Choice Properties Real Estate Investment Trust, commonly referred to as Choice Properties, is a Canadian unincorporated, open-ended real estate investment trust (REIT) based in Toronto, Ontario. It is the largest real estate investment trust in Canada, with an enterprise value of $16 billion. It mainly owns Canadian retail properties anchored by its major tenant and majority unit holder, Loblaw Companies, Canada's largest food retailer, which is controlled by the Weston family. It is listed on the Toronto Stock Exchange.

== History ==
In December 2012, Loblaw announced that it would spin-off most of its real estate properties into a new publicly listed real estate investment trust. The move would allow Loblaw to monetize the value of its real estate holdings, invest in its grocery business, and take advantage of the tax advantages of the REIT structure. On July 5, 2013, the new REIT, called Choice Properties, held an IPO on the Toronto Stock Exchange. Loblaw initially transferred 426 properties, worth $7 billion, to the new company. The mainly retail properties represented 75% of Loblaw's real estate assets. The IPO raised $400 million, and was the largest on the Toronto Stock Exchange that year. Loblaw retained 83.1% ownership in the new company after the IPO, and its parent company George Weston Limited had a 5.6% interest.

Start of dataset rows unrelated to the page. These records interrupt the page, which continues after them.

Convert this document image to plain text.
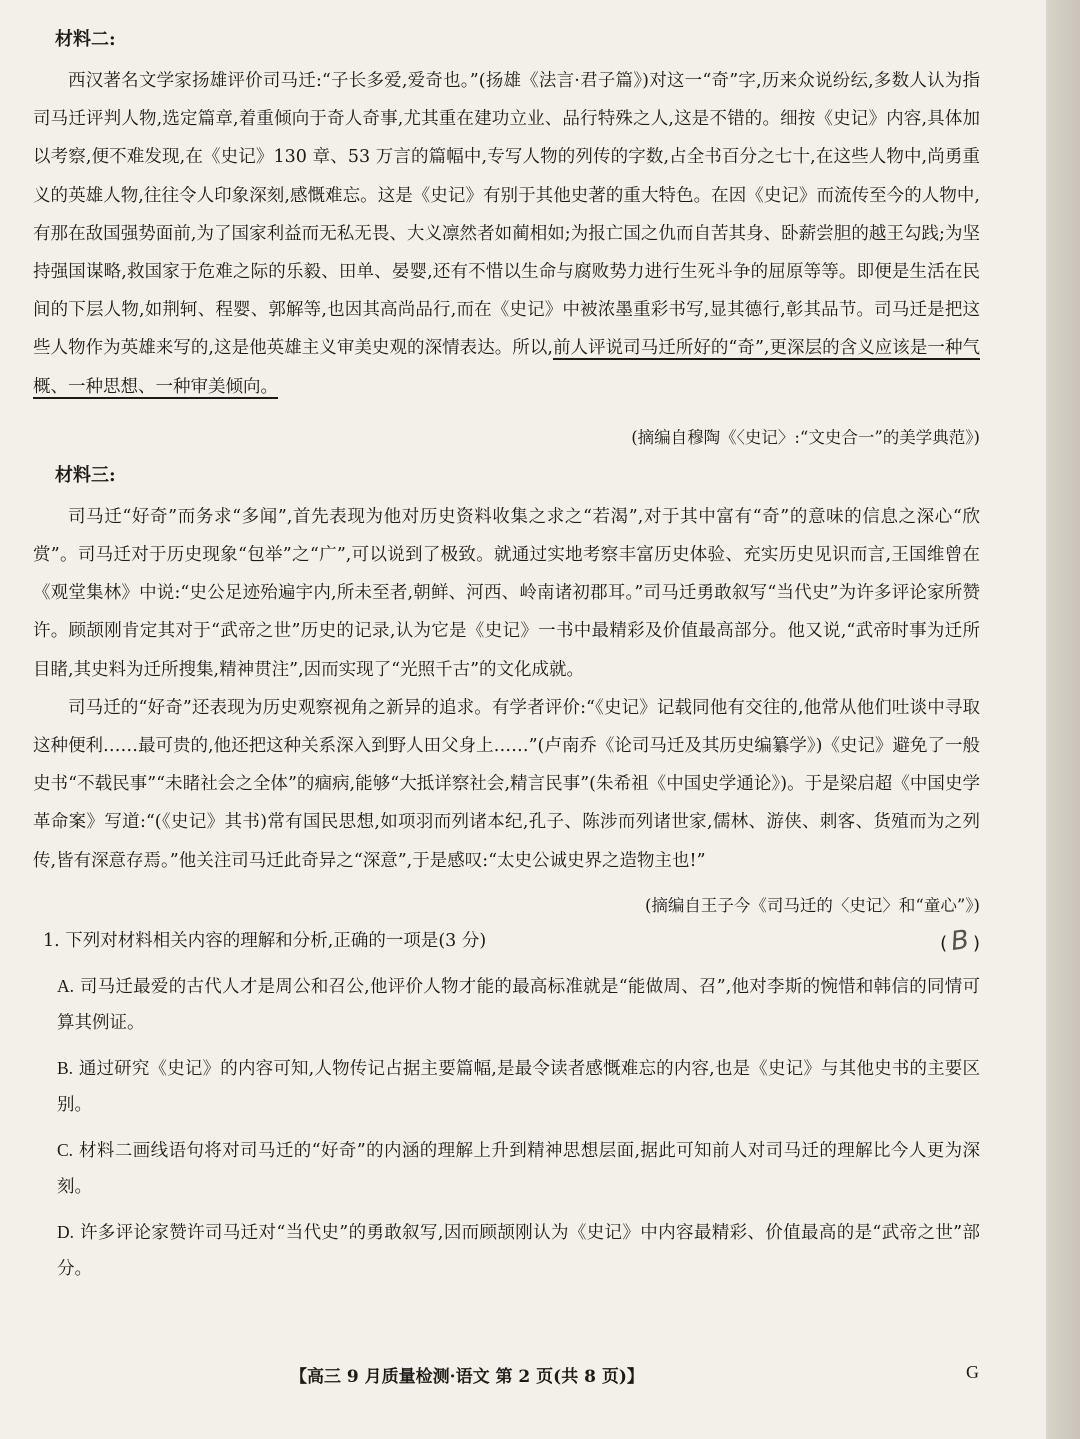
材料二:

西汉著名文学家扬雄评价司马迁:“子长多爱,爱奇也。”(扬雄《法言·君子篇》)对这一“奇”字,历来众说纷纭,多数人认为指司马迁评判人物,选定篇章,着重倾向于奇人奇事,尤其重在建功立业、品行特殊之人,这是不错的。细按《史记》内容,具体加以考察,便不难发现,在《史记》130 章、53 万言的篇幅中,专写人物的列传的字数,占全书百分之七十,在这些人物中,尚勇重义的英雄人物,往往令人印象深刻,感慨难忘。这是《史记》有别于其他史著的重大特色。在因《史记》而流传至今的人物中,有那在敌国强势面前,为了国家利益而无私无畏、大义凛然者如蔺相如;为报亡国之仇而自苦其身、卧薪尝胆的越王勾践;为坚持强国谋略,救国家于危难之际的乐毅、田单、晏婴,还有不惜以生命与腐败势力进行生死斗争的屈原等等。即便是生活在民间的下层人物,如荆轲、程婴、郭解等,也因其高尚品行,而在《史记》中被浓墨重彩书写,显其德行,彰其品节。司马迁是把这些人物作为英雄来写的,这是他英雄主义审美史观的深情表达。所以,前人评说司马迁所好的“奇”,更深层的含义应该是一种气概、一种思想、一种审美倾向。

(摘编自穆陶《〈史记〉:“文史合一”的美学典范》)
材料三:

司马迁“好奇”而务求“多闻”,首先表现为他对历史资料收集之求之“若渴”,对于其中富有“奇”的意味的信息之深心“欣赏”。司马迁对于历史现象“包举”之“广”,可以说到了极致。就通过实地考察丰富历史体验、充实历史见识而言,王国维曾在《观堂集林》中说:“史公足迹殆遍宇内,所未至者,朝鲜、河西、岭南诸初郡耳。”司马迁勇敢叙写“当代史”为许多评论家所赞许。顾颉刚肯定其对于“武帝之世”历史的记录,认为它是《史记》一书中最精彩及价值最高部分。他又说,“武帝时事为迁所目睹,其史料为迁所搜集,精神贯注”,因而实现了“光照千古”的文化成就。

司马迁的“好奇”还表现为历史观察视角之新异的追求。有学者评价:“《史记》记载同他有交往的,他常从他们吐谈中寻取这种便利……最可贵的,他还把这种关系深入到野人田父身上……”(卢南乔《论司马迁及其历史编纂学》)《史记》避免了一般史书“不载民事”“未睹社会之全体”的痼病,能够“大抵详察社会,精言民事”(朱希祖《中国史学通论》)。于是梁启超《中国史学革命案》写道:“(《史记》其书)常有国民思想,如项羽而列诸本纪,孔子、陈涉而列诸世家,儒林、游侠、刺客、货殖而为之列传,皆有深意存焉。”他关注司马迁此奇异之“深意”,于是感叹:“太史公诚史界之造物主也!”

(摘编自王子今《司马迁的〈史记〉和“童心”》)
1. 下列对材料相关内容的理解和分析,正确的一项是(3 分)	(B )
A. 司马迁最爱的古代人才是周公和召公,他评价人物才能的最高标准就是“能做周、召”,他对李斯的惋惜和韩信的同情可算其例证。
B. 通过研究《史记》的内容可知,人物传记占据主要篇幅,是最令读者感慨难忘的内容,也是《史记》与其他史书的主要区别。
C. 材料二画线语句将对司马迁的“好奇”的内涵的理解上升到精神思想层面,据此可知前人对司马迁的理解比今人更为深刻。
D. 许多评论家赞许司马迁对“当代史”的勇敢叙写,因而顾颉刚认为《史记》中内容最精彩、价值最高的是“武帝之世”部分。
【高三 9 月质量检测·语文 第 2 页(共 8 页)】	G
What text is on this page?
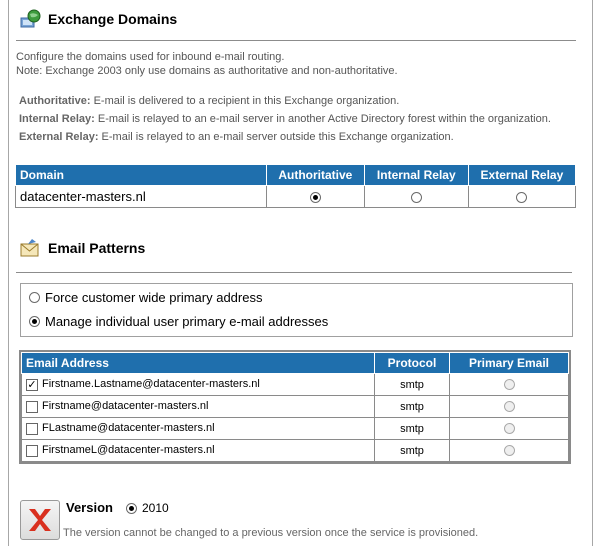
Exchange Domains
Configure the domains used for inbound e-mail routing.
Note: Exchange 2003 only use domains as authoritative and non-authoritative.
Authoritative: E-mail is delivered to a recipient in this Exchange organization.
Internal Relay: E-mail is relayed to an e-mail server in another Active Directory forest within the organization.
External Relay: E-mail is relayed to an e-mail server outside this Exchange organization.
Domain	Authoritative	Internal Relay	External Relay
datacenter-masters.nl			
Email Patterns
Force customer wide primary address
Manage individual user primary e-mail addresses
Email Address	Protocol	Primary Email
✓ Firstname.Lastname@datacenter-masters.nl	smtp	
Firstname@datacenter-masters.nl	smtp	
FLastname@datacenter-masters.nl	smtp	
FirstnameL@datacenter-masters.nl	smtp	
Version 2010
The version cannot be changed to a previous version once the service is provisioned.
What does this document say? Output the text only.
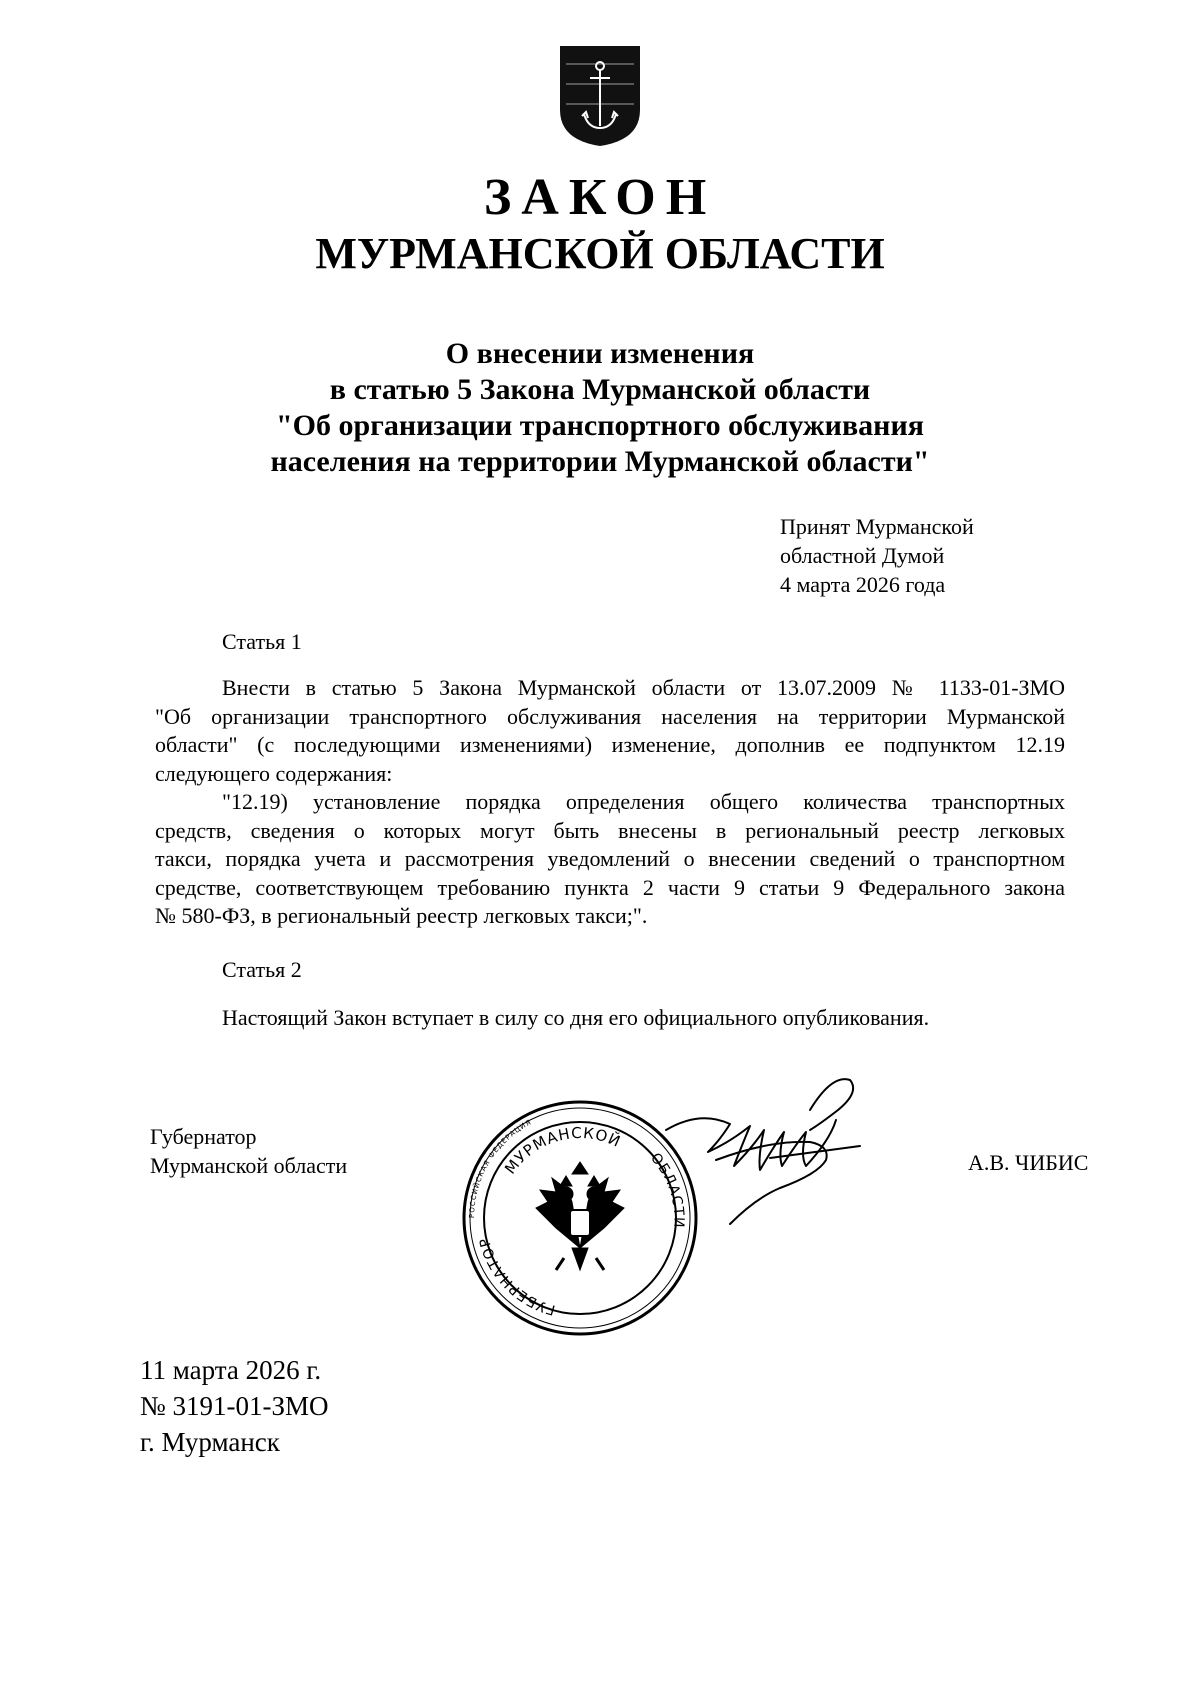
ЗАКОН
МУРМАНСКОЙ ОБЛАСТИ
О внесении изменения
в статью 5 Закона Мурманской области
"Об организации транспортного обслуживания
населения на территории Мурманской области"
Принят Мурманской
областной Думой
4 марта 2026 года
Статья 1
Внести в статью 5 Закона Мурманской области от 13.07.2009 № 1133-01-ЗМО
"Об организации транспортного обслуживания населения на территории Мурманской
области" (с последующими изменениями) изменение, дополнив ее подпунктом 12.19
следующего содержания:
"12.19) установление порядка определения общего количества транспортных
средств, сведения о которых могут быть внесены в региональный реестр легковых
такси, порядка учета и рассмотрения уведомлений о внесении сведений о транспортном
средстве, соответствующем требованию пункта 2 части 9 статьи 9 Федерального закона
№ 580-ФЗ, в региональный реестр легковых такси;".
Статья 2
Настоящий Закон вступает в силу со дня его официального опубликования.
Губернатор
Мурманской области
РОССИЙСКАЯ ФЕДЕРАЦИЯ
МУРМАНСКОЙ
ГУБЕРНАТОР
ОБЛАСТИ
А.В. ЧИБИС
11 марта 2026 г.
№ 3191-01-ЗМО
г. Мурманск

In February 2018, Choice announced that it would acquire Canadian Real Estate Investment Trust (CREIT), a diversified commercial REIT, for $3.9-billion. With the CREIT acquisition, Choice owned 752 properties worth $16 billion, and became Canada's largest REIT. The deal was made in part to allow Choice to diversify its portfolio into industrial and other non-retail property. After the transaction went through in May 2018, Choice's assets were 78% retail, 14% industrial, and 8% offices. Loblaw owned 62% of the new company, while former CREIT unitholders owned 27%.

== Properties ==

Choice primarily owns Canadian retail properties anchored by its Loblaw Company stores. It also owns other commercial properties. As of the end of December 2017, the company owned 546 properties, with a gross leasable area of 44.1 million square feet, and a total value of $9.6 billion.

The company is currently engaged in mixed-use re-developments in several sites that it owns, including at Bloor and Dundas West in Toronto, and the Golden Mile in Scarborough.